In the meantime, here’s what I do know…
I’ve been a recreational runner my whole life. At age 40, I started to train and qualify for marathons. In the past 17 years, I have run in 58 marathons. I’ve run three of the six World Marathon Majors consistently…Boston Marathon seven times; Chicago, nine times; New York, three times. Haven’t done Toyko, London, or Berlin…YET! I was looking forward to running my 10th Chicago Marathon this past October 8, 2017, but I had just received my cancer diagnosis, so instead I ran the Hartford half-marathon.

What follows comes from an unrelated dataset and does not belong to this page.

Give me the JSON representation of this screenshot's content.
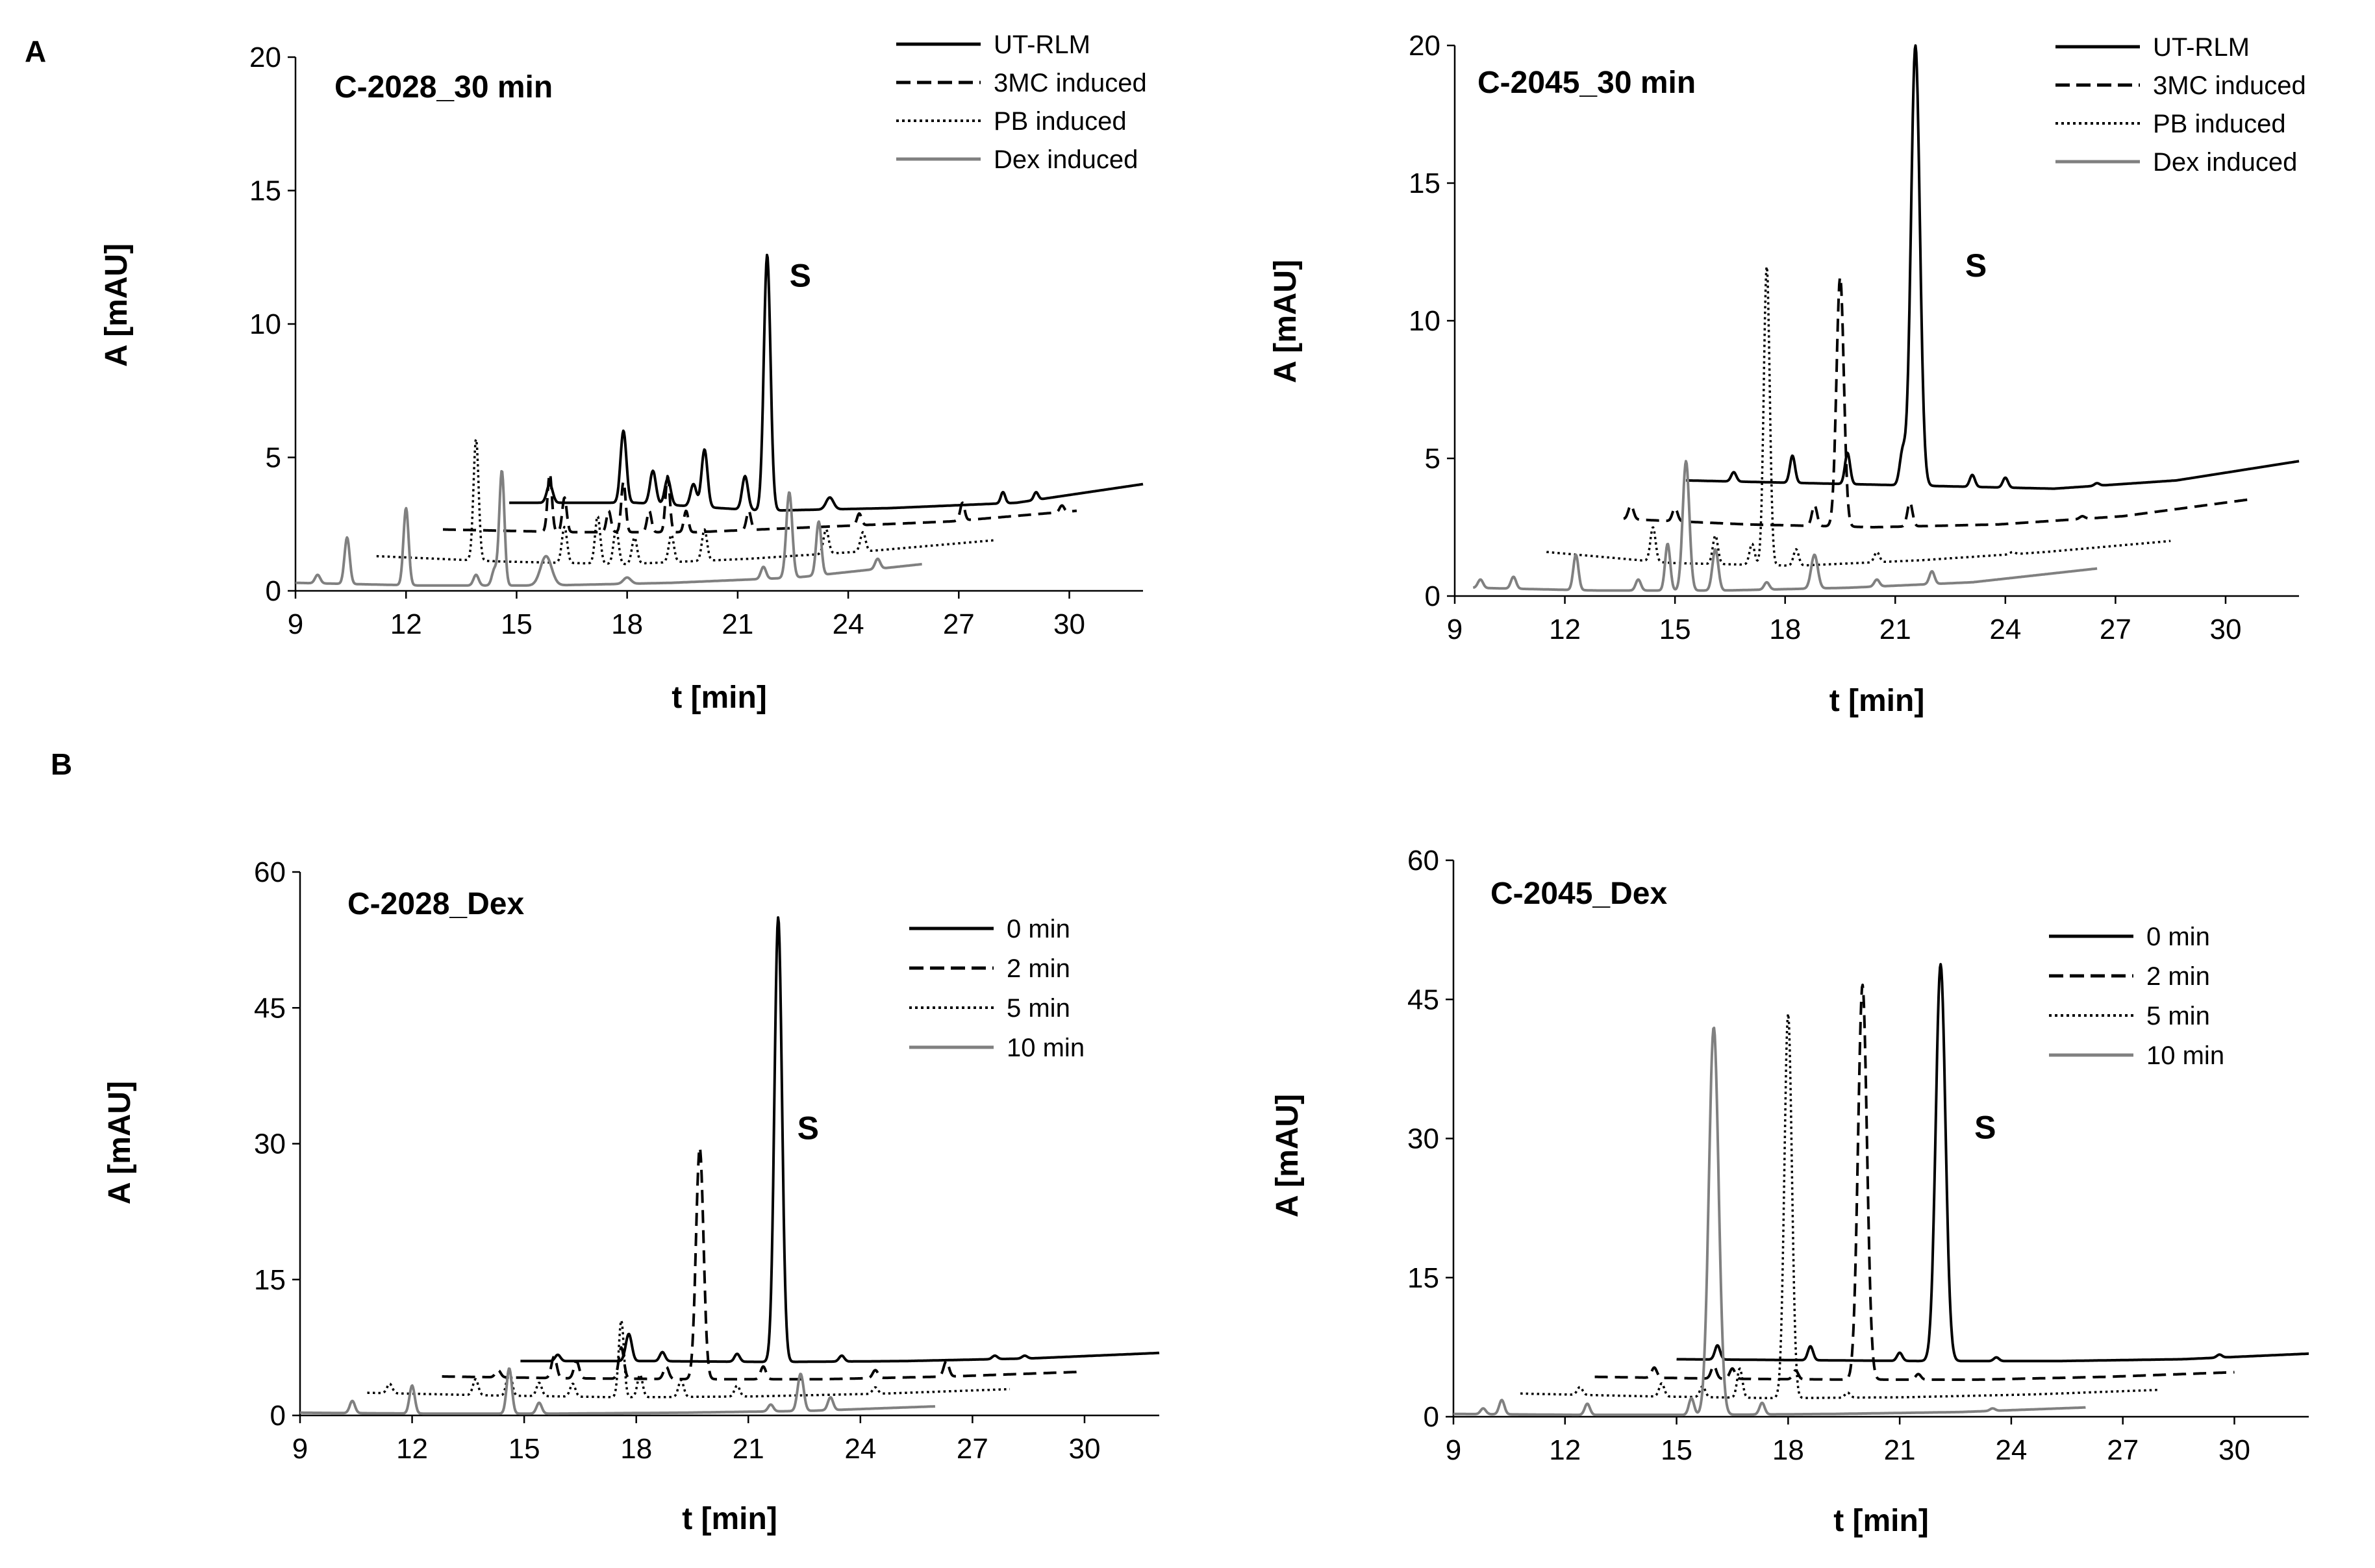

There’s both extreme fulfillment and discomfort in running long distances. You endure pain for long periods of time, but you always know that the finish line is just ahead. Running marathons is all about mental and physical preparation, and realistic goal-setting. Running a 26.2 mile marathon is like running 8 ½ 5Ks. So when I’m on the course, I break it down, thinking “one 5K down, 7 ½ to go. Two 5Ks down, 6 ½ to go…” Along the way, I lose myself in the beauty of my surroundings and I fuel myself with positive thoughts, the blessings in my life, my accomplishments, and the good times spent with family and friends. Being a marathoner has prepared me well for what lies ahead.
I have to stay positive and stay focused on the future, so my short-term goal is to run the Chicago Marathon on October 7, 2018. I received a medical deferment for this year’s race, so I am automatically qualified for next year. My long-term goal is to run 60 marathons by age 60. Between now and then, there will be plenty to deal with and raising some much-needed funding is a priority.
In addition to any financial support you can provide, I appreciate your help as my “Pace Team.” In a marathon, a pace team is a group of runners led by an experienced leader who run together at a steady pace so they can achieve their goal of finishing the marathon at a particular time. I know that there will be days ahead that I will face physical and emotional pain. There have already been moments where I have felt overwhelmed and immobilized. That’s why, even though I’ve always been a solitary runner, I know that I will benefit from a Pace Team – friends, family, and strangers who will keep me and my family in their prayers and on occasion who can give a motivational shout-out so I can keep my pace and my spirits strong.
As I prepare to lose some of my physical strength and ability to communicate, I will rely on my family and the power of social media to keep you informed of my progress.
There are three things I think about when running marathons…a good start, a steady pace, and a strong finish. I will apply the same mental strategy to my health challenge in the days, weeks, and months ahead. I am in the race of my life…and I plan to cross the finish line. Thanks for running this life marathon with me and for me. And in that spirit…
On your mark, get set, Go Fund Me…please!